À la fin, alors que l'enfant allait se faire manger, une chevalière arrivait au château et l'ogre, effrayait, décidait de s'enfuir. « Il cacha son pouvoir dans cinq perles et on ne le revit jamais. » Dans la marge, juste à côté du passage, quelqu'un avait dessiné comme une série de bulles de différentes tailles. Elle se pinça l'arête du nez, soupira et referma le livre. Son bus approchait.

« Allez, hop, dans le sac. » Dit-elle au petit chien en lui présentant sa place.

Ce dernier se dépêcha de s'y faufiler, continua de haleter pendant qu'elle refermait la fermeture et elle le sentit contre son dos, ce petit poids vivant et chaud, tout tranquille. Le bus s'arrêta, les portes s'ouvrirent. Le conducteur ne lui jeta pas un regard. Elle monta s'installer à n'importe laquelle des places vides, se retrouva dans son coin habituel, côté fenêtre.

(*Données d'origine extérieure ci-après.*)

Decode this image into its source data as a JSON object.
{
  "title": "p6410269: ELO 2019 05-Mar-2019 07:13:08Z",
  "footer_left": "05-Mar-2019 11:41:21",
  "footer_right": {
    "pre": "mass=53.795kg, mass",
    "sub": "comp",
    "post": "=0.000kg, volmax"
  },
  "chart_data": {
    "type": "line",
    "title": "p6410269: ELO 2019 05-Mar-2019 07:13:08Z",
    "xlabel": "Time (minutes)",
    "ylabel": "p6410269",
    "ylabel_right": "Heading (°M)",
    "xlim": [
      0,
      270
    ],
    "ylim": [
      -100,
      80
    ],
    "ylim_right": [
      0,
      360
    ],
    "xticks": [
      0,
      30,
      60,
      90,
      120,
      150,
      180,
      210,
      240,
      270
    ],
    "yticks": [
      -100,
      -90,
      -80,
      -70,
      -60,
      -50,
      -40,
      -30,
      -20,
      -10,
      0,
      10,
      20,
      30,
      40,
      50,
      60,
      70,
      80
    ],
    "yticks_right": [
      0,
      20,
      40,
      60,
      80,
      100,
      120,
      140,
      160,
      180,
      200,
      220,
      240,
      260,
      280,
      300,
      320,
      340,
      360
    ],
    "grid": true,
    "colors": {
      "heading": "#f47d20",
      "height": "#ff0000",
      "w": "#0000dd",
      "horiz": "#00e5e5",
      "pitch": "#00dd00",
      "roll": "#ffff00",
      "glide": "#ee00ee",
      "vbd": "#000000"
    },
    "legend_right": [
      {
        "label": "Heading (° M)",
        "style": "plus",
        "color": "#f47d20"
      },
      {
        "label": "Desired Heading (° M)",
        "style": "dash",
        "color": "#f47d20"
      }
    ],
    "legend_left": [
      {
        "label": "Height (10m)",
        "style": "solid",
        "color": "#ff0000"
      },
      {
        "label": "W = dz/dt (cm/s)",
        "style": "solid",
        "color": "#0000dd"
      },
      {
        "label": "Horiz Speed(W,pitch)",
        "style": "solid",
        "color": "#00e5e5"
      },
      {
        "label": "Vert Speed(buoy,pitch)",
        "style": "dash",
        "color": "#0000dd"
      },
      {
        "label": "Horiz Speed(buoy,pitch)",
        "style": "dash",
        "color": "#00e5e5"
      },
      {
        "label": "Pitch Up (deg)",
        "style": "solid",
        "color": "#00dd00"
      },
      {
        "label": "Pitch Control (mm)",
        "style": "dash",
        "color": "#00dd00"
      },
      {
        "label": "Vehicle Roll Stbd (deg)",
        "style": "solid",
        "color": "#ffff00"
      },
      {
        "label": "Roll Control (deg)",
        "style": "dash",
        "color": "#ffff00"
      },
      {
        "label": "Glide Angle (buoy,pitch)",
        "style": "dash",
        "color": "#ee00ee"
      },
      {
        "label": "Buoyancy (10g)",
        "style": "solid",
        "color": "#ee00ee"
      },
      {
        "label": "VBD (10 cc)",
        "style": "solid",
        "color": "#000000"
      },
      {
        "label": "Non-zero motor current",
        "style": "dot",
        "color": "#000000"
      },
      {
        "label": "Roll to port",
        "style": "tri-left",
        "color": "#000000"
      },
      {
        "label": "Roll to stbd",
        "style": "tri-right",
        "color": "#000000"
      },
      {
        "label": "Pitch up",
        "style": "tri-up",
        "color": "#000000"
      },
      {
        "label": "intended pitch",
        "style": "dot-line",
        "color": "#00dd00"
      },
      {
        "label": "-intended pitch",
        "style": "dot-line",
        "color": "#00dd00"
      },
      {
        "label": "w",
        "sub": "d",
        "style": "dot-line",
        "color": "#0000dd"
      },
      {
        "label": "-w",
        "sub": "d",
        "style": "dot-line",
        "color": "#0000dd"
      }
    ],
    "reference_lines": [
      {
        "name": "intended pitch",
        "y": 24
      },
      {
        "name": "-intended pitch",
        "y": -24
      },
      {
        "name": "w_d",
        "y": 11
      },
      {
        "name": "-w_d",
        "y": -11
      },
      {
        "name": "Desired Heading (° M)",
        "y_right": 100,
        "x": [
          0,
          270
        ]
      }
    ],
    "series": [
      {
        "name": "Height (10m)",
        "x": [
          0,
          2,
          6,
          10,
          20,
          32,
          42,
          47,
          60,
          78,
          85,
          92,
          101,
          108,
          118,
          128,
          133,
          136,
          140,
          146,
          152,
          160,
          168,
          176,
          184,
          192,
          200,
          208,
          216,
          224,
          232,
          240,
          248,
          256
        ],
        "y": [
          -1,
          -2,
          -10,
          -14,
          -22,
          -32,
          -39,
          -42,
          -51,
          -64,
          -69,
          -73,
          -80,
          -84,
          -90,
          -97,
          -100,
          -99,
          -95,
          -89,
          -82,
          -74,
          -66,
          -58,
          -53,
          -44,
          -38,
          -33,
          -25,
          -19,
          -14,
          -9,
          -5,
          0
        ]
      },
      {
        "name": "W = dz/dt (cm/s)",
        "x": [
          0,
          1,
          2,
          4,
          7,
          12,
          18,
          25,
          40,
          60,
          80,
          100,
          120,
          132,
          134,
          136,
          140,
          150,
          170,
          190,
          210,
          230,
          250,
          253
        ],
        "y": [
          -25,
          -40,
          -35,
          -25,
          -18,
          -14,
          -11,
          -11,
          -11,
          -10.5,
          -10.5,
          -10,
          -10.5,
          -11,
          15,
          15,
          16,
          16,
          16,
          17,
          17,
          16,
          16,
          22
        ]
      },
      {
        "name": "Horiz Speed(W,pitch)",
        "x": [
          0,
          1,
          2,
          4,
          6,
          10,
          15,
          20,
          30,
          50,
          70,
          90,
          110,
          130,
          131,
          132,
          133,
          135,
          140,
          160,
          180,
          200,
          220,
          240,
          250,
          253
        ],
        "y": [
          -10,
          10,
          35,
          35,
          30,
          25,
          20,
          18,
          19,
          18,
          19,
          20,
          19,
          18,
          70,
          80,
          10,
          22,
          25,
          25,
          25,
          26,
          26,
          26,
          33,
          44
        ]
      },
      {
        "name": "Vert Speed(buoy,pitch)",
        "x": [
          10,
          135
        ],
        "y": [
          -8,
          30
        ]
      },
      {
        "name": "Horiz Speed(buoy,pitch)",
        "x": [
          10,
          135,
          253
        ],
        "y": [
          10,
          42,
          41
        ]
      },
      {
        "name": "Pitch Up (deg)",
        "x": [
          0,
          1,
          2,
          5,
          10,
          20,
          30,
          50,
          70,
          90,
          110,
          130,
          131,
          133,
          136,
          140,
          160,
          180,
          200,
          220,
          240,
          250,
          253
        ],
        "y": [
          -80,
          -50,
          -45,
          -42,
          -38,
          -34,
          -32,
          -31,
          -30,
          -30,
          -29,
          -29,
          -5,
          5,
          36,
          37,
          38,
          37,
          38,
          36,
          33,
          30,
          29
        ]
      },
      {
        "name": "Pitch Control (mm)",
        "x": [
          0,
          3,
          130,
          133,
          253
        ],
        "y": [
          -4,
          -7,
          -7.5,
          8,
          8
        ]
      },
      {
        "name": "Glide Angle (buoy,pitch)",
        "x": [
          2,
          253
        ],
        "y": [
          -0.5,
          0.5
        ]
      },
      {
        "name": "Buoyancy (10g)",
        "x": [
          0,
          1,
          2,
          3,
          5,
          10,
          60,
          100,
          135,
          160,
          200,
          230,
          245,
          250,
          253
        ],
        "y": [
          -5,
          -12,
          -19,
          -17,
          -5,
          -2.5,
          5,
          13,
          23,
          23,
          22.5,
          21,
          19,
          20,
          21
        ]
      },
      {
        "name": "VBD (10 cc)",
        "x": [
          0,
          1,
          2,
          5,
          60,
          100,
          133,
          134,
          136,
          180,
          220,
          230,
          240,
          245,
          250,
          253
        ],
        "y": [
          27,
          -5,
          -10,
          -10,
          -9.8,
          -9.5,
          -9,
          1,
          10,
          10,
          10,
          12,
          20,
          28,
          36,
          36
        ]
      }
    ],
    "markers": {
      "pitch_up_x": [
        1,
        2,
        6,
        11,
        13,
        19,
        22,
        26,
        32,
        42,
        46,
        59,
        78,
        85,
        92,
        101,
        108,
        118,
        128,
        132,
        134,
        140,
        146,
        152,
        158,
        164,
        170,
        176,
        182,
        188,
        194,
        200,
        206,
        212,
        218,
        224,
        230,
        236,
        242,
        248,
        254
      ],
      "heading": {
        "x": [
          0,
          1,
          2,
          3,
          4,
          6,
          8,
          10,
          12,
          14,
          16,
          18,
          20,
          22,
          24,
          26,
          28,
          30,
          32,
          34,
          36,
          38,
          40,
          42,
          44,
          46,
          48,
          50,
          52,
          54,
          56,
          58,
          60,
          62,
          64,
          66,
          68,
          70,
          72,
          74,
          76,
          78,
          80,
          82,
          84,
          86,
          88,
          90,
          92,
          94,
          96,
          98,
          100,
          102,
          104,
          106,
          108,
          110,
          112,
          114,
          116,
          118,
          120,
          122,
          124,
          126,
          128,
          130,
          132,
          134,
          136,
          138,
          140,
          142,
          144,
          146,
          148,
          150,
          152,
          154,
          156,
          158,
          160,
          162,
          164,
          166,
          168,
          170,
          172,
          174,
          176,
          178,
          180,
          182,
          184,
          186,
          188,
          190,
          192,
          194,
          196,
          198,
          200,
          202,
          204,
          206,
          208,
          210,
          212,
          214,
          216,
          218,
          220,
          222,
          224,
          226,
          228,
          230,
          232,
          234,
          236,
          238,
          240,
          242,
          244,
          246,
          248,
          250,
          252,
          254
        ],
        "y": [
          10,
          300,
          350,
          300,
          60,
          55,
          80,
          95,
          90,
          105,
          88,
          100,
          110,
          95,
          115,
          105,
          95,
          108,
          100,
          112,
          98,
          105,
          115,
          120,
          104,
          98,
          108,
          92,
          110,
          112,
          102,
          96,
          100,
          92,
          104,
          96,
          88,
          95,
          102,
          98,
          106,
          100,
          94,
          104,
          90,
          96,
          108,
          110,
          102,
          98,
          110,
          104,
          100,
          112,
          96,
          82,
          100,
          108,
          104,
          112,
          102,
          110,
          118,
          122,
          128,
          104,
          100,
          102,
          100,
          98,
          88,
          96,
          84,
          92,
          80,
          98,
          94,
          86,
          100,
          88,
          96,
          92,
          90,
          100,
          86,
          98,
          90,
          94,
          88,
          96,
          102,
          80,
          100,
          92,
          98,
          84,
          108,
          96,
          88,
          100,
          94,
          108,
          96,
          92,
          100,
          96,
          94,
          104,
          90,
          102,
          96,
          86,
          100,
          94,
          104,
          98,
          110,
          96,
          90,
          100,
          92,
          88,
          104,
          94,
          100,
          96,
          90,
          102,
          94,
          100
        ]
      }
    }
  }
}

Travailler sur le détecteur. C'était tout ce qui comptait.

Bien sûr que cette fille était une sotte, si elle croyait qu'un conte pour enfants pouvait avoir le moindre rapport avec un phénomène réel. Ou alors juste une idiote qui aimait encore ces histoires pour petites filles. Sa tête alla insensiblement toucher la vitre pour s'y coller.

Là-bas, au loin, dans un stade qu'elle ne connaissait pas toutes les filles de son école regardaient le tournoi interscolaire. Faute de le trouver dehors elle regarda dans le bus les petites poubelles pleines de gobelets, et les brochures éparses avec les différentes équipes photographiées. Elle n'aurait pas su dire laquelle était la sienne.

Elle n'aurait pas su reconnaître un seul visage. Et sans y songer, elle serra un peu plus son sac contre elle.